Opioid use disorder is a dependence on the use of opioids that leads to great distress and impairment. Many people begin taking them for pain management and then keep increasing the dose to get the same level of pain reduction, becoming reliant on the destructive doses in as few as 1 to 8 weeks. Misuse can quickly lead to physical and mental disability and death, depending on the potency of the opioid used.
Opioids are substances that mainly act on pain receptors in the central and peripheral nervous system and the gastrointestinal tract. These receptors facilitate both the mind-changing and bodily effects of opioids.
Opioids are mostly prescribed to provide pain relief. They can also be prescribed to treat diarrhea or induce cough suppression, but they are frequently used recreationally for their euphoric effects. They can be ingested orally, injected, or snorted. Opioids include substances such as fentanyl, oxycodone, and hydrocodone. Side effects of opioids may include itchiness, sedation, nausea, respiratory depression, constipation, and intense feelings of happiness.
According to the Center for Disease Control and Prevention (CDC), there were approximately 47,000 prescription or opioid-related overdose deaths in the United States in 2018 — 194% higher than deaths from heroin use, and 213% higher than deaths from prescription painkillers. The opioid crisis was declared a nationwide public health emergency in late 2017.

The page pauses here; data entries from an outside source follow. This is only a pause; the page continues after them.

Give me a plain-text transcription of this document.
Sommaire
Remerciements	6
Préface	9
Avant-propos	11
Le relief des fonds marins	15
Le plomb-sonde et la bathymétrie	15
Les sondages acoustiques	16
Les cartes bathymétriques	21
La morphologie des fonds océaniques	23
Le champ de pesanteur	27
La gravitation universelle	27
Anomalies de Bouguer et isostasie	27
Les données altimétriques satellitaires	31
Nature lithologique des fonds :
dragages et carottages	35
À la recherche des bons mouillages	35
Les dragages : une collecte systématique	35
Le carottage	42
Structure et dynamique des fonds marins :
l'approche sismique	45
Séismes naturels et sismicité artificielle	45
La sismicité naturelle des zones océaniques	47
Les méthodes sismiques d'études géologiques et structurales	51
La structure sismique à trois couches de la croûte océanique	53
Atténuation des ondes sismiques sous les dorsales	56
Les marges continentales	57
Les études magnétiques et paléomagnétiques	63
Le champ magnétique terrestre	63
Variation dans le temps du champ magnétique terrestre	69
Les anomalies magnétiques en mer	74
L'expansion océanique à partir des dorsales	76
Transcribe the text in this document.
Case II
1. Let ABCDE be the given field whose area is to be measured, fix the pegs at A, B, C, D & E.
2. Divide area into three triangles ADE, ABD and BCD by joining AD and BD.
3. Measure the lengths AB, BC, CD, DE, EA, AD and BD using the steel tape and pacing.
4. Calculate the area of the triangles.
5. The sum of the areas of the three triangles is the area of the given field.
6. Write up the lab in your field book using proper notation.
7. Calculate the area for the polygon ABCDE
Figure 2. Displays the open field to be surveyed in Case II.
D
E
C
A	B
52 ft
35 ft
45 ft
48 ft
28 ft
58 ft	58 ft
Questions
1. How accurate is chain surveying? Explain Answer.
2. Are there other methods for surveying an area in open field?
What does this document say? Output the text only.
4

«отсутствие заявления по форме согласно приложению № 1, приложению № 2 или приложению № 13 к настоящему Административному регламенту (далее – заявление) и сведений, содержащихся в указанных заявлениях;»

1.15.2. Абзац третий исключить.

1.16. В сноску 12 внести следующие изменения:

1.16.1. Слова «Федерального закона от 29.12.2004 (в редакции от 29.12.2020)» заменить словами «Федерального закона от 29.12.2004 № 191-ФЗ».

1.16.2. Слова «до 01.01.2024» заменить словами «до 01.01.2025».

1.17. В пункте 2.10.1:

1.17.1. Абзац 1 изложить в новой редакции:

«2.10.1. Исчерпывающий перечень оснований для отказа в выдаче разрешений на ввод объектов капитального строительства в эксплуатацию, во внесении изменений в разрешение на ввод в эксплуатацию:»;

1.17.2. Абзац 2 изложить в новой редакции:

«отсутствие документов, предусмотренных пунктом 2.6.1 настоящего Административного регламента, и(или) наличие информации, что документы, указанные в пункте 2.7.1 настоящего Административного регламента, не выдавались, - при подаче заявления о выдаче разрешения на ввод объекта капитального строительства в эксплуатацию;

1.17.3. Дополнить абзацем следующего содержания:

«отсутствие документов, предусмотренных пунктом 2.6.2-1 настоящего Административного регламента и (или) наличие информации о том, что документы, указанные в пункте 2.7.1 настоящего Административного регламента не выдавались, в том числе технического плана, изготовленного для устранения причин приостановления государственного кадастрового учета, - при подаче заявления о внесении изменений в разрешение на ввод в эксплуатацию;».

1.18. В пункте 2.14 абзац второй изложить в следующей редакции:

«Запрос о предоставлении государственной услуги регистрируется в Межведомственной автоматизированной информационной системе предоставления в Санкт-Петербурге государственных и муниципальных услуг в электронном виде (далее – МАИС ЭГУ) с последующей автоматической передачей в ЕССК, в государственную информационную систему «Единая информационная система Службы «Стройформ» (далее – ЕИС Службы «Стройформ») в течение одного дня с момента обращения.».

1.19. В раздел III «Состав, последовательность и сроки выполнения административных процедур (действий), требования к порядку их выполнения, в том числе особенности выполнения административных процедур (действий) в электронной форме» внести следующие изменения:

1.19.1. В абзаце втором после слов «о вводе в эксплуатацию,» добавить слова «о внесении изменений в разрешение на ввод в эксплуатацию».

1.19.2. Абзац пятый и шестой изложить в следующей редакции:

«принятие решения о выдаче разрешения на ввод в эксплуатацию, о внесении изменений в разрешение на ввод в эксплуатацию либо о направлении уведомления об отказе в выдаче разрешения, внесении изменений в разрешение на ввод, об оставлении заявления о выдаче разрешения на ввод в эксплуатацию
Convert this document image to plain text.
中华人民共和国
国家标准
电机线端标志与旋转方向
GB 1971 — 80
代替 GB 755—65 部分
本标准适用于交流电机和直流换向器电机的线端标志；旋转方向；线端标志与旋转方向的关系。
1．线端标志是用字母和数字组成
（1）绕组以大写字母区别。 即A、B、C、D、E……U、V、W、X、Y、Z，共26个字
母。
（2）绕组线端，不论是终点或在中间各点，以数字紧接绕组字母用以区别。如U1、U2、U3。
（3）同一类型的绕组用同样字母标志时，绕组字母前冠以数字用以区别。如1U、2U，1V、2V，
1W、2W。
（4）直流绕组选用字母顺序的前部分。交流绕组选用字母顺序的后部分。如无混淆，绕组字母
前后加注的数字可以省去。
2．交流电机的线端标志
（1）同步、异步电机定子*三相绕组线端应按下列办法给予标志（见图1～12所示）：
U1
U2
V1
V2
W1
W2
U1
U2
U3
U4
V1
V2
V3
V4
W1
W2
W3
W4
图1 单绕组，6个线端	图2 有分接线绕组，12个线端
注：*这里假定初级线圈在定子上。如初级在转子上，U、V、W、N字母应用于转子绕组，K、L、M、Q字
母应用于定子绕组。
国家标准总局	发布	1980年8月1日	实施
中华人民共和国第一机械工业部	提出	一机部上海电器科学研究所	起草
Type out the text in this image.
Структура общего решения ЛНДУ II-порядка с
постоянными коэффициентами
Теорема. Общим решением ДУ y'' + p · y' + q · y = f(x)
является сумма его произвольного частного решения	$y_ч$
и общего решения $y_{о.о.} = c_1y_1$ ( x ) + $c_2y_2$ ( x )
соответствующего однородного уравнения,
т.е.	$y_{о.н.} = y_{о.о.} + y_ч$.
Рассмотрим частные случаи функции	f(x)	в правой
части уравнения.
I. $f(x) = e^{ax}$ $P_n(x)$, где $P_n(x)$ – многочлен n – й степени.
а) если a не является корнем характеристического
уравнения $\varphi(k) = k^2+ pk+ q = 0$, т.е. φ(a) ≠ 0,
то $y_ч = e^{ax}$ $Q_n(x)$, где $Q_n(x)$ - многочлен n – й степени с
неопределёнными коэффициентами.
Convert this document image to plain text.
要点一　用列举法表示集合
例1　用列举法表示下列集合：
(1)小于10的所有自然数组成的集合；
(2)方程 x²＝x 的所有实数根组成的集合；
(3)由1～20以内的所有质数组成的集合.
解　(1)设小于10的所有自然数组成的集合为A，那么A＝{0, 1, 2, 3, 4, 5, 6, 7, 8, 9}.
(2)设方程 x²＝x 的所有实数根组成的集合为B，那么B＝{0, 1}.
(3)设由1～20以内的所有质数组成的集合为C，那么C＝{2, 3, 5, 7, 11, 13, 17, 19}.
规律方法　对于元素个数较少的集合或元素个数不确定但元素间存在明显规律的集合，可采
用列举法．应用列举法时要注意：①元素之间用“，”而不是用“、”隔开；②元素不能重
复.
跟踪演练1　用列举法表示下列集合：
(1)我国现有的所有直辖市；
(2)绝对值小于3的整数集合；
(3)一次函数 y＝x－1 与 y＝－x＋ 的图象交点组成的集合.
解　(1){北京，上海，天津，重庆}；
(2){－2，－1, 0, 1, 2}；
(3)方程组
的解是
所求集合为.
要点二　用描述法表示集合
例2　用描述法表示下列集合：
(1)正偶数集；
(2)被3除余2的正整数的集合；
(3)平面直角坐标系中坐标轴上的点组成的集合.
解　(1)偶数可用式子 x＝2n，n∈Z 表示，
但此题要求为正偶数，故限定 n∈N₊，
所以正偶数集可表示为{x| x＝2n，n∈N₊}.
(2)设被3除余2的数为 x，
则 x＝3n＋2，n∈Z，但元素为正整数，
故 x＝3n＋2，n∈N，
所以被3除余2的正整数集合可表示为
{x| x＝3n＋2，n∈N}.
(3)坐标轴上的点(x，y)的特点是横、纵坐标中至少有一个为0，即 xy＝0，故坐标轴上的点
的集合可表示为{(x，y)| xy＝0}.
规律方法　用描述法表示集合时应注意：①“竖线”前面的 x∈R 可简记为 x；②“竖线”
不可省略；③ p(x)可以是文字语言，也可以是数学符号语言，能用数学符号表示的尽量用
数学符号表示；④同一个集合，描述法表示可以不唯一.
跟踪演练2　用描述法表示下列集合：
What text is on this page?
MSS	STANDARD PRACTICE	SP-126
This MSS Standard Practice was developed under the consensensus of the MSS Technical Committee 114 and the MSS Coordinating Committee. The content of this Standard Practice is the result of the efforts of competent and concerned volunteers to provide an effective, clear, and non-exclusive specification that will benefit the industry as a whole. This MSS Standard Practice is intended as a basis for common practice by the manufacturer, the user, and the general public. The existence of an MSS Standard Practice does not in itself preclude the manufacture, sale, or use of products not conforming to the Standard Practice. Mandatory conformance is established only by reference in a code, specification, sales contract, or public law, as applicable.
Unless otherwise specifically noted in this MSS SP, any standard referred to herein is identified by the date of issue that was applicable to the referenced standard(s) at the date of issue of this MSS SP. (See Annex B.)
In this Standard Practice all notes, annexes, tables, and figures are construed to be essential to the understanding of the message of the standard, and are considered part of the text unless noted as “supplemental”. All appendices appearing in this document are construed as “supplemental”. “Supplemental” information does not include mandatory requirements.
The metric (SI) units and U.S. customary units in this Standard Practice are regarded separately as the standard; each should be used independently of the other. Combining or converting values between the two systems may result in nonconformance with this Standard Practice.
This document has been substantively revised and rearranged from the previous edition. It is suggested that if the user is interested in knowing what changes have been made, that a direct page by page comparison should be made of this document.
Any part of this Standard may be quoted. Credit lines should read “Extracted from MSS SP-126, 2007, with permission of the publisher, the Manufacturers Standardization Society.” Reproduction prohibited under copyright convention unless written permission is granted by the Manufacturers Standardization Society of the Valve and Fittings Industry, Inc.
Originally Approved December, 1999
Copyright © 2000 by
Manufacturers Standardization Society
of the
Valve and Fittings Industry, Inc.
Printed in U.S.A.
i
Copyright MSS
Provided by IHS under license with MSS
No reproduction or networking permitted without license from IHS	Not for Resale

Long-term opioid use occurs in approximately 4% of people following their use for trauma, surgery-related pain, or cancer care. Onset is often in young adulthood, and males are affected more often than females.
US prevention measures to address the opioid crisis include monitoring prescriptions through insurance claims, pharmacy prescriptions, and licensed healthcare practices; and educating providers, patients, and the public about the risks of misuse of prescribed opioids.